An aged seller of even older photographs has told us that not so long ago – about the time I was a boy – this stone room had housed pithoi (great earthen jars) of olive oil.  Jerusalem – hub of nomadic trade even yet.

And within this former storehouse we beheld Children.  A little phalanx of shouting youngsters in pristine white Gi’s, practicing in chorus their karate kicks in forward marching lockstep.  About seven years, each was trying to don some fiercely stern aspect, but the fun they were having kept breaking through in smiles (theirs and ours.)  Here in this ancient cavern bounced and thrust today’s children – just like we see at our local “Ken’s Karate Center” at home with its smooth matted floor and well-lit gym.  “Hey, Mom.  Did you see me?  How High I kicked?”  A small parental pack in both yurmalkes and Moslem head dress stood dutifully approving from one corner.  I hope the makers of these stones smile down on its current use.

Hastening hotelward in the wrong direction, I clutched Lorraine drawing her back from a pair of bike-riding youths bouncing athletically down the stone-paved pathways, weaving ‘twixt the piles of precious commodities.  Their shouts of glee universal.

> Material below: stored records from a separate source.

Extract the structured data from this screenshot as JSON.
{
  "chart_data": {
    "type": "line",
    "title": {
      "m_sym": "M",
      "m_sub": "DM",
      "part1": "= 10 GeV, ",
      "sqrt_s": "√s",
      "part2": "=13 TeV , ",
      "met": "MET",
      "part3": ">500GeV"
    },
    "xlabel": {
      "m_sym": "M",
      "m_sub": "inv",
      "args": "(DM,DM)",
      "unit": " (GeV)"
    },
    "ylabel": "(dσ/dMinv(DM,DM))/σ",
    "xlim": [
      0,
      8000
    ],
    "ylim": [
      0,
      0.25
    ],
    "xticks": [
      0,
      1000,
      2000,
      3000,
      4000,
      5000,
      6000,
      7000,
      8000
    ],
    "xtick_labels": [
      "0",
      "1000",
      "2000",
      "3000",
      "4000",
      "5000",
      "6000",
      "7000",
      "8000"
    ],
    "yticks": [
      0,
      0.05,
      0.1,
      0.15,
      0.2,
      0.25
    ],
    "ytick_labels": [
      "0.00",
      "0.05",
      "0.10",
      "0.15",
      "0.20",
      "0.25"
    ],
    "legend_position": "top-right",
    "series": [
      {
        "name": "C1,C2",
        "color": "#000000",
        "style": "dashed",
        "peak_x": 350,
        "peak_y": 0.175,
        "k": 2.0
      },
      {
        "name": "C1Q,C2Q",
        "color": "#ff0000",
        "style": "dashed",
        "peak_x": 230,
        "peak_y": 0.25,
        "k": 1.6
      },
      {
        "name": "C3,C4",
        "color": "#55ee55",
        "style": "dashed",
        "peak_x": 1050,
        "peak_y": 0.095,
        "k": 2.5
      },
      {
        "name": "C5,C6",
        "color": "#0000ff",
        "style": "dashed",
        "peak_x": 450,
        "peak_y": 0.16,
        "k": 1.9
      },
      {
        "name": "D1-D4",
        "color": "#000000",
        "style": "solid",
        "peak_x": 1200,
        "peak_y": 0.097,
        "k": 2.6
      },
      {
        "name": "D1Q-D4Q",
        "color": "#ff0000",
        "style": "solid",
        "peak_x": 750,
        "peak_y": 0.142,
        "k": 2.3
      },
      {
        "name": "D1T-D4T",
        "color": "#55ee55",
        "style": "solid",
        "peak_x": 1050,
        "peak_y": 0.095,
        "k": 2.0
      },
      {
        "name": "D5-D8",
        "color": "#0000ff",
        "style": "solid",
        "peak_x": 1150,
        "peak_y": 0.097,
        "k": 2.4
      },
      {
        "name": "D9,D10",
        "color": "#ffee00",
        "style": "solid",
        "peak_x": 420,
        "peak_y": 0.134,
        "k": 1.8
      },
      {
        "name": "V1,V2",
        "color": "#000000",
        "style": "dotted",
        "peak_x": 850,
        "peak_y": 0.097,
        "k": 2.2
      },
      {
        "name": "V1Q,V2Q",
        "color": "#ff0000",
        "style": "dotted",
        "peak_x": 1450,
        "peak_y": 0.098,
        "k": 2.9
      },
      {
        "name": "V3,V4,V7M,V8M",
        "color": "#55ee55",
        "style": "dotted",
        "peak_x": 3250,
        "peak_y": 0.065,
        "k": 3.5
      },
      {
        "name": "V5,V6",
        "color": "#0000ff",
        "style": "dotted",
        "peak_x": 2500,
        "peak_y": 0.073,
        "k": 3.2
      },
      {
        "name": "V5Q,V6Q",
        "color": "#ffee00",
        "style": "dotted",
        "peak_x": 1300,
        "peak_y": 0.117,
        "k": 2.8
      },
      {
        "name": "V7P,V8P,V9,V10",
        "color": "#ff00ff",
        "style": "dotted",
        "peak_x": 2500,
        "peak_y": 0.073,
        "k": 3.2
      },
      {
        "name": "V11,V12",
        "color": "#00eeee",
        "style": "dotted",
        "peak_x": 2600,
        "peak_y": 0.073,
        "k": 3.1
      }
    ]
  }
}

Is it not wonderful that joy is ageless?

More later,

– Bart Jackson

Better Than the Smelling of a Rose

Calf deep in the mud, slinging shovels, pawing at the sodden earth with bare hands, crawling beneath the van’s chassis to shove lumber beneath the sunken wheels.  Bespattered with farm field, we grinned and joked.  Thus began a welcome hiatus from my morning keyboard labors yesterday about 6 a.m.    I had peered out my window and beheld a large white van with wheels buried to the hub tops in Protinick’s cornfield across the way. Its desperate driver stood shaking his head beside the road.  The first half of his K-turn had skidded him into this plight and man, he was stuck solid.  Another nice mess I’ve gotten me into.

It was well below freezing, so I put on shoes, then grabbed a couple of shovels, some rope, and planks from the barn, and headed out to lend a hand.  The van’s owner and I began digging.  Within moments we were joined by a lanky jogger who couldn’t resist a little break in his routine.   After several minutes of moiling about, a pickup truck passed, paused, and backed up close to us.  Together we hitched my inch-and-a-half hemp to each vehicle – dug some more and got in position for the big tow.  (Only in America – a Ukrainian, Oriental, Indian, and WASP all heaving on the same car.)  After all was set to readiness, the pickup surged forward, the rope snapped taut, while the rest of us pushed.  Then slowly the great white behemoth rose from the soil and eased back onto the roadway.   Had it been 6 p.m. rather than a.m., a drink would have been in order.  As it was, we all gave a brief cheer; the van owner thanked us all, and each of us, a little delayed, headed off to our day’s work.

I do not know the name of any of these gentlemen with whom I shared this chilly mud wallow.  They were just good folks who saw a fellow in need and made a little fun out of setting him free.   Ya just gotta love mud and homo sapiens – vital elements of Eden.